The latest issue of Professional Manager magazine carries one of the recurring pieces questioning the value of the qualification, and as usual, there seems precious little reason for employers to fund MBAs, as the whole point seems to be for individuals to “invest in yourself”.  The survey evidence I see quoted most frequently is about salary increases post-MBA qualification, and the Professional Manager article doesn’t disappoint.  Sourced from the MBAs 2010 career survey, it claims average worldwide salary increases for MBA graduates of 33% immediately post-MBA, 92% 3-5 years post-MBA, and 151% 6-10 years post-MBA.

I wonder to what extent these figures are inflated by young graduates with little or no income suddenly getting their first big management job.  My own (i.e., my personal) experience certainly doesn’t chime with this, as immediately post-MBA my earnings actually fell, then rose by about 50% (from the baseline) in the 3-5 years range, then fell back again.

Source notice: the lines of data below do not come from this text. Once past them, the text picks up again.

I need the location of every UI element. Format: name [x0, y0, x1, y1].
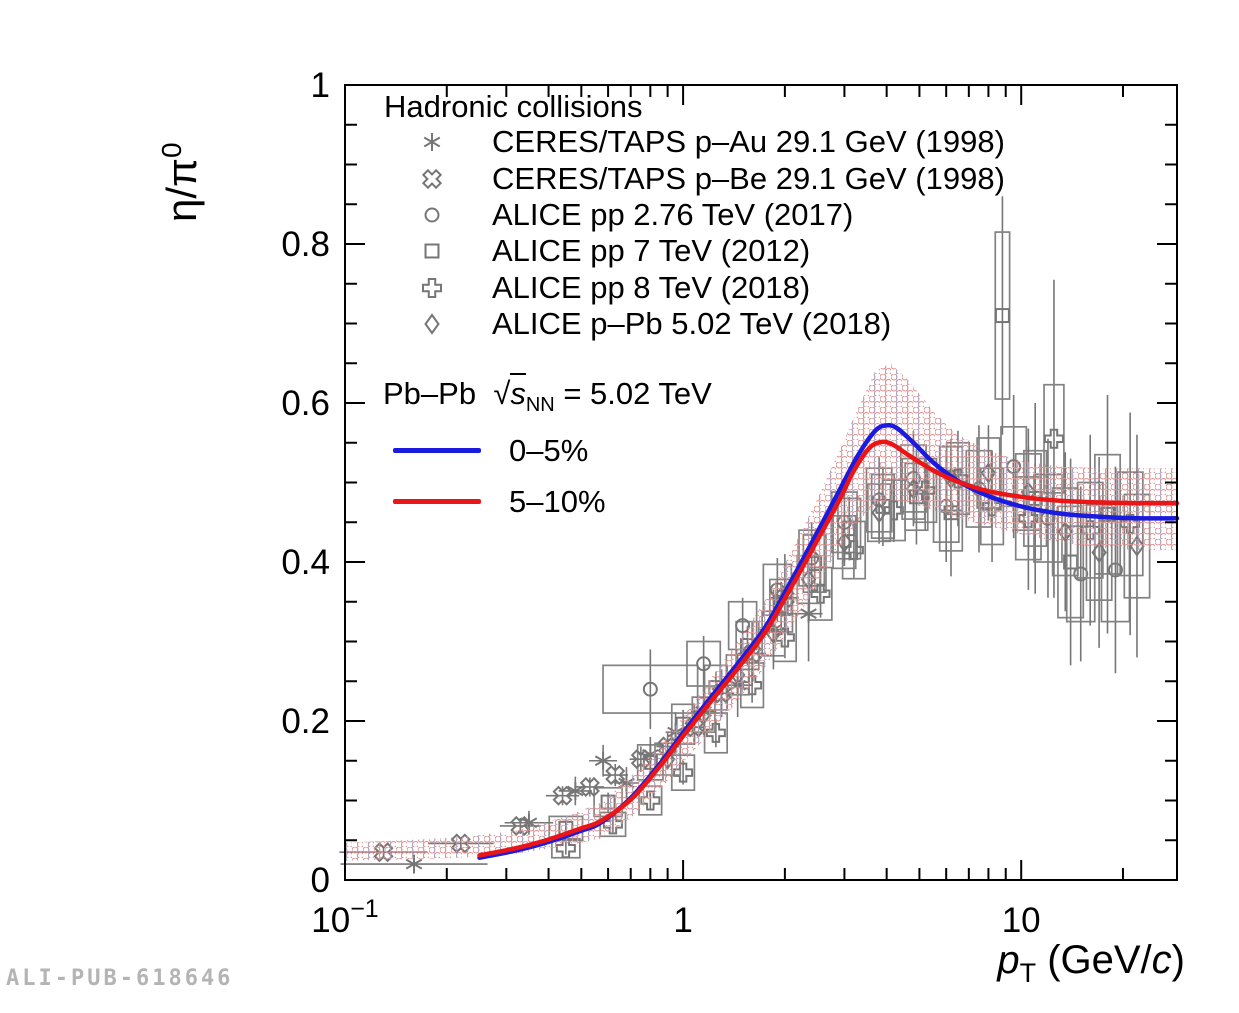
y-tick-label: 0.4 [281, 543, 330, 582]
x-title-unit-c: c [1151, 938, 1172, 982]
y-title-text: η/π [158, 157, 205, 222]
y-tick-label: 0.2 [281, 702, 330, 741]
legend-entry-label: ALICE p–Pb 5.02 TeV (2018) [492, 306, 892, 342]
legend-entry-label: CERES/TAPS p–Au 29.1 GeV (1998) [492, 124, 1005, 160]
legend-model-title: Pb–Pb √sNN = 5.02 TeV [383, 373, 712, 417]
legend-entry-alice-ppb: ALICE p–Pb 5.02 TeV (2018) [370, 306, 1005, 342]
uncertainty-band [345, 363, 1177, 861]
y-tick-label: 0 [311, 861, 330, 900]
x-tick-label: 10 [1002, 901, 1041, 940]
sqrt-subscript: NN [525, 394, 555, 417]
x-title-symbol: p [997, 938, 1020, 982]
circle-marker-icon [424, 207, 440, 223]
y-axis-title: η/π0 [156, 142, 206, 222]
diamond-marker-icon [424, 313, 440, 335]
legend-entry-alice-pp8: ALICE pp 8 TeV (2018) [370, 270, 1005, 306]
x-title-subscript: T [1019, 958, 1037, 988]
curve-label-5-10: 5–10% [509, 484, 606, 519]
legend-hadronic-collisions: Hadronic collisions CERES/TAPS p–Au 29.1… [370, 90, 1005, 342]
y-tick-label: 1 [311, 66, 330, 105]
x-title-unit: (GeV/ [1036, 938, 1152, 982]
tick-labels: 0 0.2 0.4 0.6 0.8 1 10−1 1 10 [281, 66, 1040, 940]
publication-watermark: ALI-PUB-618646 [6, 966, 234, 991]
legend-entry-label: ALICE pp 8 TeV (2018) [492, 269, 811, 305]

So what is the point of an MBA?  I’d be interested to hear a case for this most generic of qualifications, in preference to more specific and more targeted higher degree programmes.  In my own case, I’d probably have been better doing a Masters in management consulting, had such an option been apparent to me.  Is the widespread recognition of MBAs enough to outweigh this sort of consideration?  Especially when this recognition is often misplaced?  Do MBAs actually deliver what they promise?

Friday, 4 May 2012

Left nostril learning?



One of the key questions raised by the CIPD 2012 Learning and Talent Development Survey has been why so many favoured ideas in learning and development are so old.  Among those cited have been Belbin’s Team Roles (1981), Honey & Mumford’s Learning Styles (1970s) and the Myers-Briggs Type Indicator (1962).  I could add Kirkpatrick’s four levels of learning evaluation, which dates from even earlier (1950s).

But better questions might be why so few theories stand the test of time, or why more recent theories are not so well regarded.  The evidence suggests there are few popular theories in learning and development (L&D) that truly bear close scrutiny – at best many are useful constructs for opening debate about an issue, but no more.

Honey and Mumford’s learning styles theory, along with the competing theory of Colin Rose, has been widely discredited, at least in academic circles (see the range of sources here), yet remains popular.

Neuro Linguistic Programming is at best deeply flawed, if not downright fraudulent, at least in the opinion of respected commentator Donald Clark, and yet still has many vociferous adherents among L&D professionals.

And left-brain versus right-brain hocus pocus (for that’s all it is, really) is still given credence.  I can’t work out whether James Brockett was kidding in his People Management blog of 13 April, when he considered left ear versus right ear (was his tongue in his cheek, at least?)  What next – creative use of the left nostril?